WordPress accounts for about one quarter of all Web sites on the planet, which means the popular content management system routinely gets attacked.
Now, a Seattle startup by the name of Wordfence is looking to help WordPress administrators prevent those attacks, and make sure passwords are up to snuff.
The company — whose security plug-in has been downloaded more than 5.2 million times — today is announcing a new tool that allows WordPress publishers and admins to verify the strength of user passwords. To do this, Wordfence uses what is known as a “cracking cluster” of supercomputers to assess password strength.
If the password strength appears suspect, the tool offers features to improve site security.
“Hackers today have access to a tremendous amount of processing power in the form of off-the-shelf computing hardware from vendors like Nvidia and AMD. This hardware excels at parallel data processing and reduces the time needed to crack a password by orders of magnitude,” said Wordfence co-founder Mark Maunder. “To help ensure our customers and the WordPress community are using the strongest passwords possible, we’ve created our own powerful cracking cluster with more than 40 Teraflops of processing power so users can quickly evaluate existing password strength and more effectively secure their sites.”
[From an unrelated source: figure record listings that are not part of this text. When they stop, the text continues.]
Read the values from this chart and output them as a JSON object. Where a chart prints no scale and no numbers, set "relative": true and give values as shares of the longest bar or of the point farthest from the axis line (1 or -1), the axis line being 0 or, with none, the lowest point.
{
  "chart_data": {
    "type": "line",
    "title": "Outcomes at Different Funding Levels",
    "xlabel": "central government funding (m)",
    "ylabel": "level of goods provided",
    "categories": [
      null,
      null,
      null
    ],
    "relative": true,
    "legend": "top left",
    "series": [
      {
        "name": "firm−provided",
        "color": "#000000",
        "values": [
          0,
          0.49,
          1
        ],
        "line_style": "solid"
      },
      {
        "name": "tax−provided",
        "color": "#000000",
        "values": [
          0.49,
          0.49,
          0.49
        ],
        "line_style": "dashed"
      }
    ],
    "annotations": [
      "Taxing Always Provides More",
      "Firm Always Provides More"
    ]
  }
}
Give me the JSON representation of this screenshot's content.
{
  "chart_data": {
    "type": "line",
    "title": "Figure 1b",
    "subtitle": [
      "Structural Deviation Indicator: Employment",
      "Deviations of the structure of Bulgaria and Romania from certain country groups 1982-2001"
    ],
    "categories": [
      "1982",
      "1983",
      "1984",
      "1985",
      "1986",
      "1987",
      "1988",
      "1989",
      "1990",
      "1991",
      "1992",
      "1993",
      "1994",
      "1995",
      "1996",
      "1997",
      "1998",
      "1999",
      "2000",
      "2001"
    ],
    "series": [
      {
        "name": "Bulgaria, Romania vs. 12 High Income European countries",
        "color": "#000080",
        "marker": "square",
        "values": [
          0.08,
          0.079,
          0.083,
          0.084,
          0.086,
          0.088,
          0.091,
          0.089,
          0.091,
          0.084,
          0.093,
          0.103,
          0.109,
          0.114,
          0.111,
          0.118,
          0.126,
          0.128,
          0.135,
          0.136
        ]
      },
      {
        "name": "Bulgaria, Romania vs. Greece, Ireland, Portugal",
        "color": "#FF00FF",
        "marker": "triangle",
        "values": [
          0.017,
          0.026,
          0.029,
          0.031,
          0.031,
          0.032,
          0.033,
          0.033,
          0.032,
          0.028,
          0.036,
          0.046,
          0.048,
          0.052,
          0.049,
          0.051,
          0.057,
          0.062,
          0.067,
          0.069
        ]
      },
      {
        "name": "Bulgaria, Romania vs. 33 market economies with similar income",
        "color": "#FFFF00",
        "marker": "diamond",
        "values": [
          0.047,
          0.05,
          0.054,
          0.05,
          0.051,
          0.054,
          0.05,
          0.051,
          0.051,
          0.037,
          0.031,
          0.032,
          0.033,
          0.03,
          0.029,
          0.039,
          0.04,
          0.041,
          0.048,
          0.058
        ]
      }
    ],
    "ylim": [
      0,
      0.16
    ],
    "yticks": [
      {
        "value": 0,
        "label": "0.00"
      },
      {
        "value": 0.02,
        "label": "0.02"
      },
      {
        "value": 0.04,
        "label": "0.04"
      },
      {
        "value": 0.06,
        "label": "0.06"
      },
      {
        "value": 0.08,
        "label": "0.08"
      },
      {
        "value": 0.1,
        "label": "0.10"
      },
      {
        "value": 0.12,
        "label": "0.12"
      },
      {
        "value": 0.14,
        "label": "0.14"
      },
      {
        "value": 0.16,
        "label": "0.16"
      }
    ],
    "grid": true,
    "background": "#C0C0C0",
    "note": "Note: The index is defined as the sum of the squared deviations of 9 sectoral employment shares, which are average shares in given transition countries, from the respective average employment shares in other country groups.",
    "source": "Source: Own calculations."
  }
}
Maunder actually came up with the idea for Wordfence after his own personal Web site was hacked in 2011. He fixed the issue, donated the code back to a project to prevent similar exploits and then started Wordfence. Now, he said the company’s technology prevents on average 23 million attacks per day on WordPress. Maunder previously worked as a developer at Jobster, eToys and the BBC.
The new password tool comes embedded in the premium version of Wordfence, which costs $39 per year.